I am just getting into mountain biking. I went to my local Trek store and was offered a 2019 Fuel EX 5 plus (msrp - $2300) at the same price as a 2020 Roscoe 8 ($1700). Is this a no brainer decision? I plan to ride mostly trials with an occasional trip to a bike park (Blue Mountain). Any thoughts are greatly appreciated!

Thanks,

John


----------



## Spirtle (Aug 17, 2018)

I feel like at that price point you would be better off with the Roscoe, a quick look at the specs of the Fuel EX 5 Plus is less than ideal to me at least. For a little extra you could get a discounted 2019 Remedy 7.


----------



## Rhodyman (Aug 7, 2015)

*Ex5!*

I have a '17 EX5 and it's awesome! I upgraded the wheel-set so I could run tubeless but that's about the only thing I've changed aside from pedals and grips. The geometry is spot on and it's handled everything I've thrown at it here in New England. Definitely glad I went with it! :thumbsup:


----------



## Rhodyman (Aug 7, 2015)

I have a '17 EX5 29er and it's awesome! I upgraded the wheel-set so I could run tubeless but that's about the only thing I've changed aside from pedals. The geometry is spot on and it's handled everything I've thrown at it here in New England. Definitely glad I went with it!


----------



## HuffyMan (Oct 19, 2005)

I'd also go with the EX5. It's a great frame that will serve you well.
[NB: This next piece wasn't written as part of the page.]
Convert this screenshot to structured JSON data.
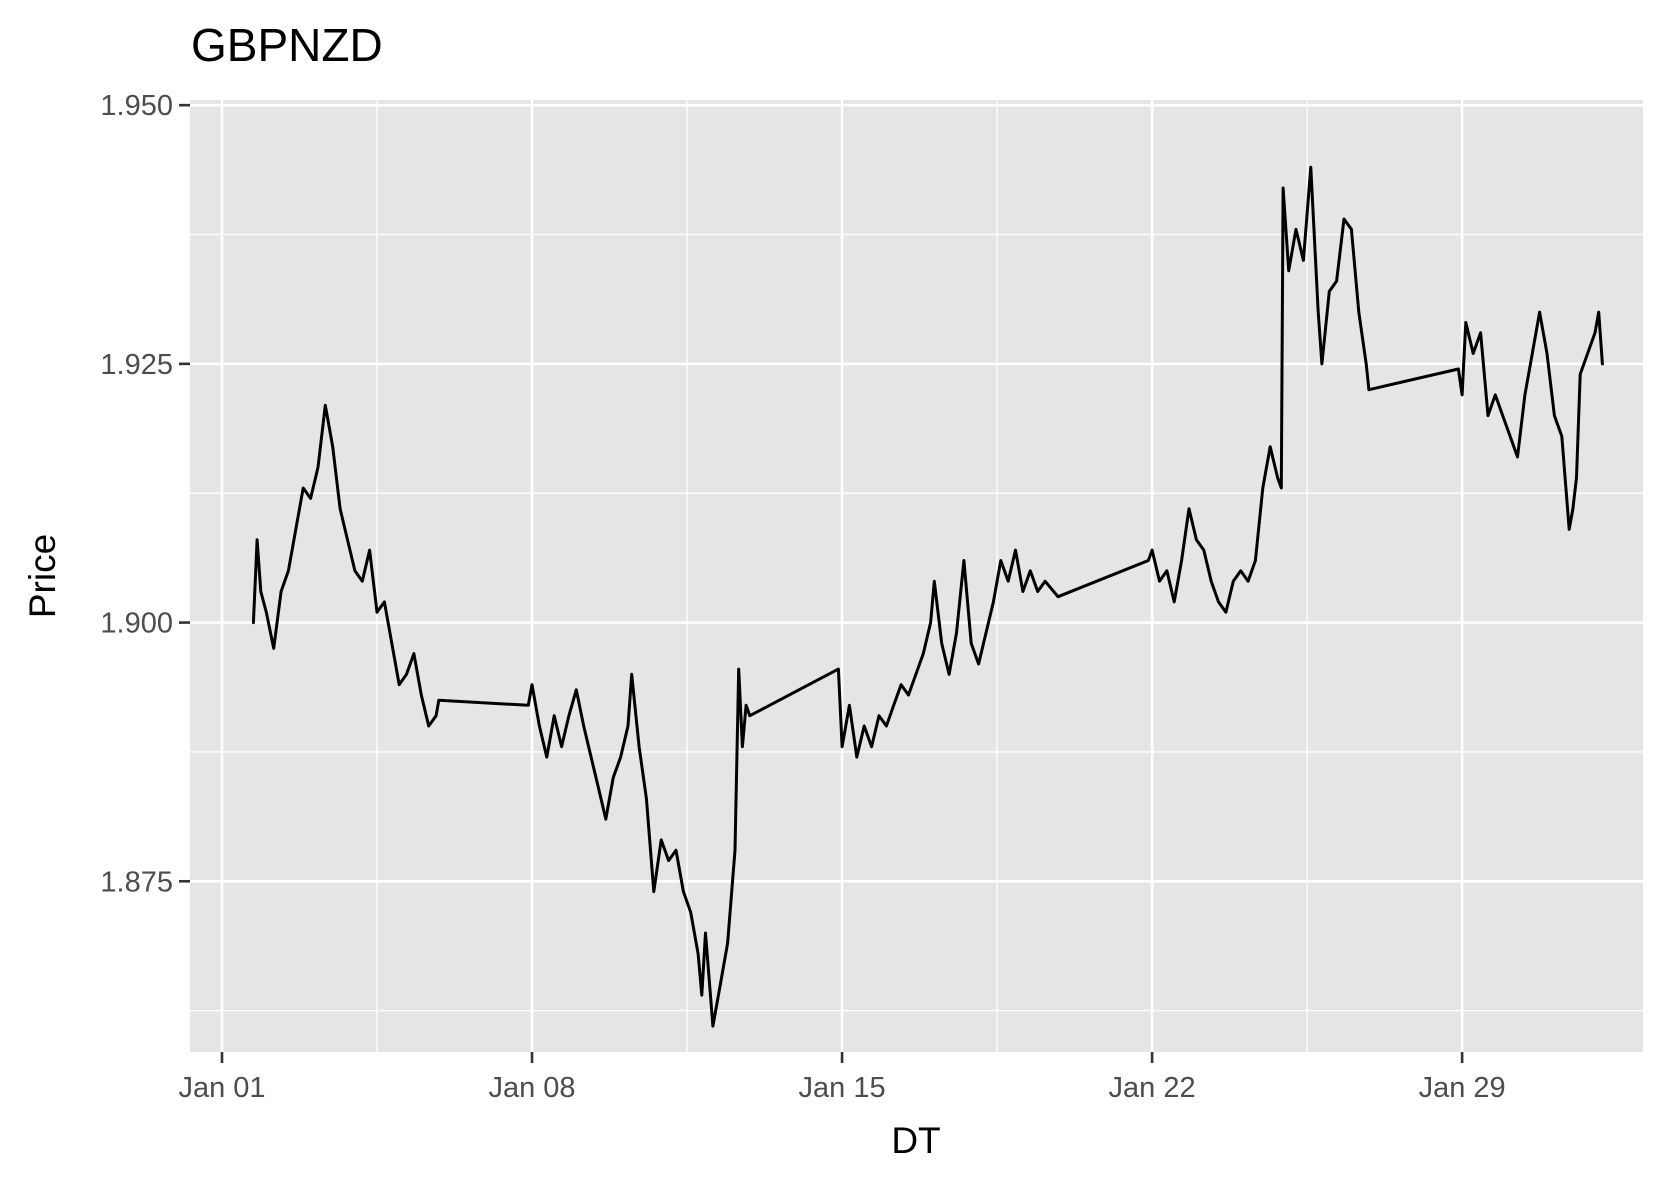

You can always upgrade stuff as you wear it out or find it doesn't suit you. Lower end parts these days are still very good and absolutely usable. 

A Roscoe will always be a hardtail and might leave you wanting more. I don't see myself every riding a hardtail again. 
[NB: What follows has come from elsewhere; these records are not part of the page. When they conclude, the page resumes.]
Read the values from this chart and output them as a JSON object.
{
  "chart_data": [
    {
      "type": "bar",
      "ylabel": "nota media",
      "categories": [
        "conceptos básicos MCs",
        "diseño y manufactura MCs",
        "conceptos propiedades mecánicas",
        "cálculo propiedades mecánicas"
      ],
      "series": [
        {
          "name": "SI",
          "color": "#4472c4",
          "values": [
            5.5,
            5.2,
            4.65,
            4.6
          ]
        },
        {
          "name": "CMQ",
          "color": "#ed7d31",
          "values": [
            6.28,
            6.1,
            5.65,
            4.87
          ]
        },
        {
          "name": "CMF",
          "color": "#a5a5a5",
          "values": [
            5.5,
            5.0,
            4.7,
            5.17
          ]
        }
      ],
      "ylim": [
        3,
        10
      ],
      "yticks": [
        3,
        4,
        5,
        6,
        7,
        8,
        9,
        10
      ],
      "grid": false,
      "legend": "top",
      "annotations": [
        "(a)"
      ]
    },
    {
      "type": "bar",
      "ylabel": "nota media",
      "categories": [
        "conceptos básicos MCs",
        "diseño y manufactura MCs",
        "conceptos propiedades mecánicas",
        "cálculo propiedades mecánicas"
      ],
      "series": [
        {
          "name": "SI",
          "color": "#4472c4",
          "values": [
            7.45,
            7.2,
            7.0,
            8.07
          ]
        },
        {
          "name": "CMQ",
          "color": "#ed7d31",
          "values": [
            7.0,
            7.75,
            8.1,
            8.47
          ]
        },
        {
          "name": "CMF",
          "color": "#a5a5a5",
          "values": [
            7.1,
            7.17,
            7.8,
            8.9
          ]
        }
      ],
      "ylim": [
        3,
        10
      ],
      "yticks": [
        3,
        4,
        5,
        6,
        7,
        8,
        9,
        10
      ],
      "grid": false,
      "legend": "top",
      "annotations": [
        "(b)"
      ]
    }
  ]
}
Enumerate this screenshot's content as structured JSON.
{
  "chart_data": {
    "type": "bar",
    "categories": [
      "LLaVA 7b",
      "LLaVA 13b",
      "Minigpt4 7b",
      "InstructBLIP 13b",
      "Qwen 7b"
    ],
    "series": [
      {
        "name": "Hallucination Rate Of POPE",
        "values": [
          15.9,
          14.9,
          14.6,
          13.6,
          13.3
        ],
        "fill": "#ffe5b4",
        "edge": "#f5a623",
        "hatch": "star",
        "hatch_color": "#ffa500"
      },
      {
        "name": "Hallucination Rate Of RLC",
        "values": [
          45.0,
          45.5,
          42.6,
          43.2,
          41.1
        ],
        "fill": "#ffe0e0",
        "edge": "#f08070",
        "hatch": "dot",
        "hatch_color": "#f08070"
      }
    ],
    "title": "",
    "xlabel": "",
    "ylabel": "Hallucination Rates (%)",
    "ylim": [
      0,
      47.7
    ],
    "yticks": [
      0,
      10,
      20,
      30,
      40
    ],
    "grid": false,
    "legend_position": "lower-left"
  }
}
Disclaimer: i have a Fuel EX


----------



## windsurfdog (Apr 5, 2018)

The '18 FEX5 27.5+ is a great bike for me. I had my LBS install a Bontrager Dropline dropper...125...into the 18.5 frame before delivery plus I had the wheels set up tubeless. I've also added Pedaling Innovations oversized pedals and Ergon grips. Otherwise, all other running gear is stock. 
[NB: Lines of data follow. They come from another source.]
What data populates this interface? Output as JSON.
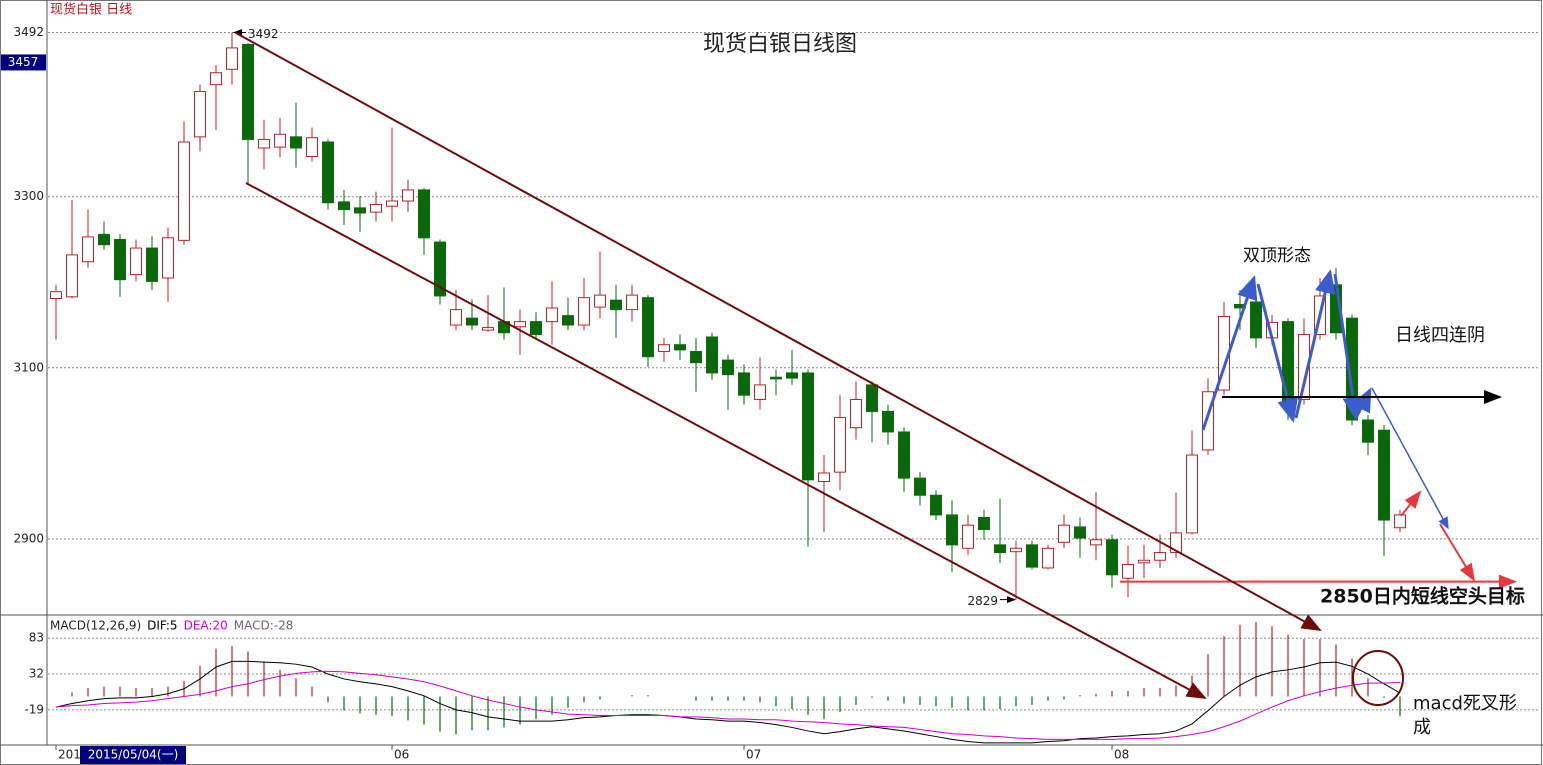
{
  "chart_data": [
    {
      "type": "candlestick",
      "title": "现货白银日线图",
      "label": "现货白银  日线",
      "open": [
        3181,
        3183,
        3224,
        3256,
        3250,
        3209,
        3240,
        3205,
        3249,
        3370,
        3431,
        3449,
        3478,
        3357,
        3358,
        3370,
        3347,
        3364,
        3294,
        3287,
        3282,
        3289,
        3295,
        3308,
        3247,
        3150,
        3158,
        3144,
        3154,
        3148,
        3154,
        3154,
        3161,
        3150,
        3171,
        3179,
        3168,
        3182,
        3119,
        3127,
        3119,
        3136,
        3109,
        3094,
        3063,
        3089,
        3094,
        3094,
        2967,
        2978,
        3030,
        3080,
        3049,
        3025,
        2971,
        2951,
        2928,
        2889,
        2925,
        2893,
        2885,
        2893,
        2866,
        2896,
        2914,
        2893,
        2899,
        2854,
        2872,
        2875,
        2884,
        2907,
        3004,
        3074,
        3174,
        3177,
        3135,
        3154,
        3063,
        3139,
        3197,
        3158,
        3039,
        3027,
        2913
      ],
      "high": [
        3197,
        3296,
        3285,
        3271,
        3256,
        3250,
        3254,
        3264,
        3388,
        3431,
        3454,
        3492,
        3480,
        3390,
        3392,
        3410,
        3381,
        3367,
        3308,
        3301,
        3306,
        3381,
        3320,
        3310,
        3250,
        3191,
        3180,
        3185,
        3194,
        3168,
        3165,
        3201,
        3182,
        3205,
        3236,
        3197,
        3197,
        3185,
        3135,
        3139,
        3135,
        3141,
        3115,
        3104,
        3112,
        3098,
        3121,
        3098,
        2998,
        3068,
        3084,
        3084,
        3057,
        3030,
        2978,
        2957,
        2945,
        2928,
        2934,
        2947,
        2898,
        2898,
        2893,
        2928,
        2925,
        2955,
        2905,
        2892,
        2893,
        2905,
        2954,
        3027,
        3088,
        3177,
        3191,
        3191,
        3162,
        3158,
        3158,
        3205,
        3217,
        3162,
        3045,
        3033,
        2934
      ],
      "low": [
        3133,
        3181,
        3217,
        3238,
        3183,
        3201,
        3191,
        3177,
        3244,
        3353,
        3378,
        3431,
        3316,
        3332,
        3346,
        3334,
        3341,
        3285,
        3267,
        3259,
        3271,
        3271,
        3282,
        3232,
        3174,
        3144,
        3144,
        3142,
        3133,
        3115,
        3133,
        3127,
        3144,
        3144,
        3158,
        3135,
        3154,
        3101,
        3107,
        3109,
        3072,
        3086,
        3051,
        3057,
        3051,
        3068,
        3080,
        2891,
        2908,
        2957,
        3016,
        3013,
        3010,
        2955,
        2939,
        2922,
        2861,
        2881,
        2899,
        2872,
        2829,
        2864,
        2864,
        2889,
        2878,
        2875,
        2843,
        2832,
        2854,
        2866,
        2878,
        2905,
        2998,
        3068,
        3144,
        3123,
        3127,
        3039,
        3057,
        3133,
        3133,
        3033,
        2998,
        2880,
        2908
      ],
      "close": [
        3189,
        3232,
        3253,
        3244,
        3203,
        3240,
        3201,
        3252,
        3364,
        3423,
        3445,
        3474,
        3367,
        3367,
        3373,
        3357,
        3369,
        3293,
        3285,
        3281,
        3291,
        3295,
        3308,
        3252,
        3184,
        3168,
        3150,
        3147,
        3141,
        3154,
        3139,
        3170,
        3150,
        3182,
        3185,
        3168,
        3185,
        3113,
        3127,
        3121,
        3106,
        3094,
        3092,
        3068,
        3080,
        3087,
        3088,
        2969,
        2977,
        3042,
        3063,
        3049,
        3025,
        2971,
        2951,
        2928,
        2893,
        2916,
        2911,
        2884,
        2889,
        2867,
        2889,
        2916,
        2901,
        2899,
        2858,
        2870,
        2875,
        2884,
        2907,
        2998,
        3072,
        3160,
        3170,
        3135,
        3153,
        3060,
        3139,
        3184,
        3141,
        3039,
        3013,
        2922,
        2928
      ],
      "up_color": "#b3262a",
      "down_color": "#0a690a",
      "ylim": [
        2811,
        3530
      ],
      "yticks": [
        2900,
        3100,
        3300,
        3492
      ],
      "grid": true,
      "cursor_price": 3457,
      "target_level": 2850,
      "annotations": [
        "双顶形态",
        "日线四连阴",
        "2850日内短线空头目标"
      ]
    },
    {
      "type": "macd",
      "indicator": "MACD(12,26,9)",
      "categories": [
        "201",
        null,
        null,
        null,
        null,
        null,
        null,
        null,
        null,
        null,
        null,
        null,
        null,
        null,
        null,
        null,
        null,
        null,
        null,
        null,
        null,
        "06",
        null,
        null,
        null,
        null,
        null,
        null,
        null,
        null,
        null,
        null,
        null,
        null,
        null,
        null,
        null,
        null,
        null,
        null,
        null,
        null,
        null,
        "07",
        null,
        null,
        null,
        null,
        null,
        null,
        null,
        null,
        null,
        null,
        null,
        null,
        null,
        null,
        null,
        null,
        null,
        null,
        null,
        null,
        null,
        null,
        "08",
        null,
        null,
        null,
        null,
        null,
        null,
        null,
        null,
        null,
        null,
        null,
        null,
        null,
        null,
        null,
        null,
        null,
        null
      ],
      "series": [
        {
          "name": "DIF:5",
          "color": "#000000",
          "values": [
            -15,
            -10,
            -6,
            -3,
            -2,
            -2,
            0,
            4,
            11,
            25,
            42,
            50,
            50,
            49,
            48,
            46,
            42,
            32,
            25,
            21,
            18,
            14,
            8,
            1,
            -10,
            -19,
            -23,
            -29,
            -32,
            -35,
            -35,
            -35,
            -33,
            -30,
            -29,
            -27,
            -26,
            -26,
            -27,
            -29,
            -32,
            -33,
            -35,
            -35,
            -37,
            -40,
            -44,
            -49,
            -53,
            -50,
            -46,
            -43,
            -46,
            -49,
            -53,
            -57,
            -61,
            -64,
            -66,
            -66,
            -66,
            -66,
            -64,
            -63,
            -60,
            -59,
            -57,
            -56,
            -54,
            -53,
            -49,
            -39,
            -20,
            0,
            16,
            28,
            35,
            38,
            42,
            48,
            49,
            43,
            32,
            18,
            5
          ]
        },
        {
          "name": "DEA:20",
          "color": "#cc00cc",
          "values": [
            -15,
            -13,
            -12,
            -10,
            -9,
            -8,
            -6,
            -3,
            0,
            3,
            8,
            14,
            18,
            24,
            29,
            33,
            35,
            36,
            35,
            33,
            31,
            28,
            25,
            21,
            15,
            8,
            1,
            -5,
            -10,
            -15,
            -19,
            -22,
            -25,
            -26,
            -27,
            -27,
            -27,
            -27,
            -27,
            -29,
            -29,
            -30,
            -32,
            -32,
            -33,
            -33,
            -35,
            -36,
            -37,
            -39,
            -40,
            -42,
            -43,
            -44,
            -47,
            -50,
            -53,
            -54,
            -56,
            -57,
            -59,
            -60,
            -61,
            -61,
            -61,
            -61,
            -61,
            -60,
            -60,
            -59,
            -57,
            -54,
            -50,
            -43,
            -35,
            -25,
            -15,
            -6,
            1,
            7,
            12,
            16,
            19,
            19,
            20
          ]
        },
        {
          "name": "MACD:-28",
          "color": "#7a5a7a",
          "up_color": "#b3262a",
          "down_color": "#0a690a",
          "values": [
            0,
            6,
            12,
            14,
            14,
            12,
            12,
            14,
            22,
            44,
            68,
            72,
            64,
            50,
            38,
            26,
            14,
            -8,
            -20,
            -24,
            -26,
            -28,
            -34,
            -40,
            -50,
            -54,
            -48,
            -48,
            -44,
            -40,
            -32,
            -26,
            -16,
            -8,
            -4,
            0,
            2,
            2,
            0,
            0,
            -6,
            -6,
            -6,
            -6,
            -8,
            -14,
            -18,
            -26,
            -32,
            -22,
            -12,
            -2,
            -6,
            -10,
            -12,
            -14,
            -16,
            -20,
            -20,
            -18,
            -14,
            -12,
            -6,
            -4,
            2,
            4,
            8,
            8,
            12,
            12,
            16,
            30,
            60,
            86,
            102,
            106,
            100,
            88,
            82,
            82,
            74,
            54,
            26,
            -2,
            -28
          ]
        }
      ],
      "ylim": [
        -69,
        116
      ],
      "yticks": [
        -19,
        32,
        83
      ],
      "grid": true,
      "cursor_label": "2015/05/04(一)",
      "annotation": "macd死叉形成"
    }
  ]
}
If you are riding mostly flowy trails with minimal jumps/drops, the lighter HT may be the better choice...and you might want to consider the 27.5+ Roscoe...I ride with a friend who has one and he likes the extra cush of the + tires. Most of my riding is technical and rooty plus I like to challenge the wooden features so the heavier FS suits me better.

Remember, the frame on the 5 is the same as the 7 and 8 frames so as running gear/brakes wear or are damaged, upgrading to 7 or 8 level components gets you to those levels.

HTH


----------



## eb1888 (Jan 27, 2012)

About 26% off list. If you find another 19 bike you'll like more use that amount to figure what to offer a *manager only* on that one. If Trek has a 19 in a warehouse(not just your shop inventory) you can put a 60% no refund deposit on it for the next regular shipment(no special extra cost) to the shop. Good luck.


----------



## twodownzero (Dec 27, 2017)

I would get the hardtail unless the price of that Fuel EX comes down to more like $1500. The lack of a dropper post is a serious strike against the Fuel EX; I would be scared to death at a bike park without one. I'm also not crazy about the suspension on either bike.


----------



## Max one (Jul 22, 2019)

If you are just going to ride trails then probably the fuel ex5 would be fine, I do have a trek roscoe 8 (2019) and it's really playful and fun, i recently changed out the suspension though, if you want to do harder trails (rockier, jumps and drops) I switched to a 27.5 150mm revelation, it's a huge upgrade, the 2020 already has the suspension sorted, looks like a budget revelation. 

If you don't want complications with the boost 141 hub go with the fuel ex as it has a rear boost thru axle. the brakes on the ex5 are more budget friendly, the mt200's (roscoe 8 2019 brakes) are a good brake for a light rider, whereas the 2020 roscoe has the mt500's a more powerful but not a huge difference they also have a bit more modulation. Deore SLX is probably the best bang for buck. 

The Deore drivetrain would do the job, if you wanted something with a better clutch or shifters, you can always change to a sram NX eagle as that uses a shimano freehub body.

The ex5 has a boost thru axle which would is a lot stiffer and easier to change the hub/wheelset. the geometry seems quite versatile for really anything on both bikes. the 2019 ex5 has a 51mm offset which is probably better for 29er's. while the roscoe has a 42mm offset, which would make the bike a lot more stable, but then fuel ex would have the dual suspension. 


For the price I'd go with the fuel ex so you have more flexibility with the rear thru axle, i think it's a great deal.


----------